Le franc CFA souffre de sa dénomination, mais, pour le reste, il est parfait : d'abord, parce qu'il assure une convertibilité, qui est une condition sine qua non des investissements étrangers, et des taux d'intérêt bien moindres pour les économies concernées que pour celles qui sont comparables mais situées hors zone franc. Nos partenaires africains ont un droit légitime à une autonomie d'affichage et à une autonomie réelle, mais il ne faut pas perdre de vue que leur sécurité monétaire, assurée par la zone franc, repose sur un partenariat étroit avec la France. C'est le noeud de l'ensemble : les avantages de la sécurité obligent aux conditions de la sécurité, les uns ne vont pas sans les autres. L'Afrique est riche par sa démographie, par ses ressources, mais son développement requiert des moyens très importants - en infrastructures, en éducation, en formation -, donc des capitaux qui doivent venir de l'extérieur, ce qui exige des garanties, qu'apporte l'arrimage organisé par la zone franc. D'où ma question : quel équilibre, entre l'affirmation de l'autonomie et le maintien de cette sécurité indispensable à l'apport de capitaux ?

M. Marc Laménie . - Quelle est l'importance du franc CFA en masse monétaire ?

M. Victorin Lurel , rapporteur . - Je ne reprendrai pas la distinction entre autonomie affichée et autonomie réelle... Je ne vous cache pas que, en abordant le sujet, j'avais quelques préjugés, et qu'il régnait un certain flou sur les chiffres. J'ai découvert bien des choses, par exemple le fait que la France assure une garantie de change sur les réserves déposées, au cas où l'euro se déprécie. Il me semble qu'en soixante-quinze ans d'existence nous sommes parvenus à un équilibre : la zone franc a résisté aux guerres, aux indépendances, à la corruption, l'équilibre a été trouvé entre la sécurité de change et la liberté dont les banques centrales disposent pour gérer elles-mêmes les leviers monétaires. Il faut bien comprendre que, demain, si ces banques n'avaient plus obligation de déposer en France la moitié de leurs réserves, elles le feraient ailleurs, pour une rémunération moindre - la France rémunère à 0,75 % et 2,5 %, c'est considérable. Il faut tenir compte, cependant, de la géopolitique des émotions, et c'est bien pourquoi nous disons qu'il est plus rationnel d'en finir avec l'obligation de dépôt, mais aussi que la France doit se retirer des instances techniques de gouvernance, sauf en cas de crise. En 1994, la France avait une alternative : soit payer, soit dévaluer. On a choisi de dévaluer, mais sans réformer l'ensemble, ce qui n'était pas une bonne chose.
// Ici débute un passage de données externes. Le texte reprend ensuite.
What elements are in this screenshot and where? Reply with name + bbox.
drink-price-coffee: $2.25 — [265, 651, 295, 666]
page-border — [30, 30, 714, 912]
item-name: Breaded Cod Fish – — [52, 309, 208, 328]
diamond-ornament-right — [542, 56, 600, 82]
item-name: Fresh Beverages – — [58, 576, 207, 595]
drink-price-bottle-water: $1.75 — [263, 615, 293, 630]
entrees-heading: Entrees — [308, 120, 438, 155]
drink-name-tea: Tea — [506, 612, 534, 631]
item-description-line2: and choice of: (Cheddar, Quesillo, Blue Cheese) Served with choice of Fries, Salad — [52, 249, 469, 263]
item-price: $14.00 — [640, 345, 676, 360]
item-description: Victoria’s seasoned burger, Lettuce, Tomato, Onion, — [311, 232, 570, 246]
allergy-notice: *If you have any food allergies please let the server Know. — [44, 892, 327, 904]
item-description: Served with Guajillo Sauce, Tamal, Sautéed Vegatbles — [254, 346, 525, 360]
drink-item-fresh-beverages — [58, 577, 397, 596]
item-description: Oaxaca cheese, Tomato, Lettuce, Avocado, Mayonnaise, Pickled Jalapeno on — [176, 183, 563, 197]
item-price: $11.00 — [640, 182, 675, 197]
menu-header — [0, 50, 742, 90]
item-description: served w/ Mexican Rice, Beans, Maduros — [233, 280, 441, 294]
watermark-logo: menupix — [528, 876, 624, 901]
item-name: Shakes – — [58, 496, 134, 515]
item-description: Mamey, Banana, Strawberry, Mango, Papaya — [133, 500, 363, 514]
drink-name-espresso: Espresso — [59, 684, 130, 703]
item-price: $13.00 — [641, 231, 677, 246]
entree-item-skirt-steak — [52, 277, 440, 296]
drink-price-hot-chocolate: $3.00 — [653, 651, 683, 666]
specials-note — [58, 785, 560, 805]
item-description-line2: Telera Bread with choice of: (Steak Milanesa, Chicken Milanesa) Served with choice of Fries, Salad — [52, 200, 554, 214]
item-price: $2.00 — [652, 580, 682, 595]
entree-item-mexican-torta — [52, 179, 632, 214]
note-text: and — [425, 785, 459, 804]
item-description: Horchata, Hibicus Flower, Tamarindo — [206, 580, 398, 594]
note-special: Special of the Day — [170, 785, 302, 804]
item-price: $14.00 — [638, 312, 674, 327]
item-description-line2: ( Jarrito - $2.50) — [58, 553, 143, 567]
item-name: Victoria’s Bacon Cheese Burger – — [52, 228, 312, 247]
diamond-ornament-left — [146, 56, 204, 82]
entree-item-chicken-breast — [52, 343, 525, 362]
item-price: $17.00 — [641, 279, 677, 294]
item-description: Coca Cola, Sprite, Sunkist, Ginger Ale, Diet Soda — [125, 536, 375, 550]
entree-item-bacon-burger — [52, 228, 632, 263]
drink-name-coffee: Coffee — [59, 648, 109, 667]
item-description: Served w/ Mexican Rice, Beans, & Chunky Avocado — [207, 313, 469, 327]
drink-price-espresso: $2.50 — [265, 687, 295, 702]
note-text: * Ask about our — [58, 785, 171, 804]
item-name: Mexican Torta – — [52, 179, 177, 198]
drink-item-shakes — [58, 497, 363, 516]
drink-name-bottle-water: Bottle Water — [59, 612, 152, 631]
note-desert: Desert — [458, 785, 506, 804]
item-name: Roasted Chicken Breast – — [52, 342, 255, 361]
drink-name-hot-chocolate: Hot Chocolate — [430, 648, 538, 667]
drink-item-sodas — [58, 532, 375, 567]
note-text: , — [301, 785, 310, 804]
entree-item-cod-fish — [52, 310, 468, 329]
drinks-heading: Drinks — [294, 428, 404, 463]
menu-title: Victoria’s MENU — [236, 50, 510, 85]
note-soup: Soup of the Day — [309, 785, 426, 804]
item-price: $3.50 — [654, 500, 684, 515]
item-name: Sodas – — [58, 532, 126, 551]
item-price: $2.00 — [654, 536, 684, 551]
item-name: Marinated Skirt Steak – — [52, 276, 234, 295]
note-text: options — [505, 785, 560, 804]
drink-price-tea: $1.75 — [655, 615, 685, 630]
Mme Nathalie Goulet , rapporteur spécial . - Les quinze pays de la zone franc représentent un PIB cumulé de 241 milliards d'euros. Au-delà de l'aspect monétaire et financier, il y a une question de positionnement de la France en Afrique de l'Ouest et plus généralement en Zone franc, sur une question qui relève du domaine de la souveraineté. La crise sanitaire, ses conséquences économiques et sociales vont durer, il serait utile de suivre la situation et de continuer ces travaux, en particulier pour s'interroger davantage sur une plus grande implication de l'Europe au coeur du franc CFA..

M. Victorin Lurel , rapporteur . - Je suis favorable, personnellement, à une réforme en profondeur d'où émergerait un régime de change flottant ou ajustable, adossé à des droits de tirage spéciaux : la France n'y perdrait pas ses avantages. Resterait à déterminer la place qu'y prend la BCE.

M. Vincent Éblé , président . - Merci pour ces travaux et ce débat.

La commission a autorisé la publication, sous la forme d'un rapport d'information, de la communication de Mme Nathalie Goulet, rapporteur spécial, et M. Victorin Lurel, rapporteur.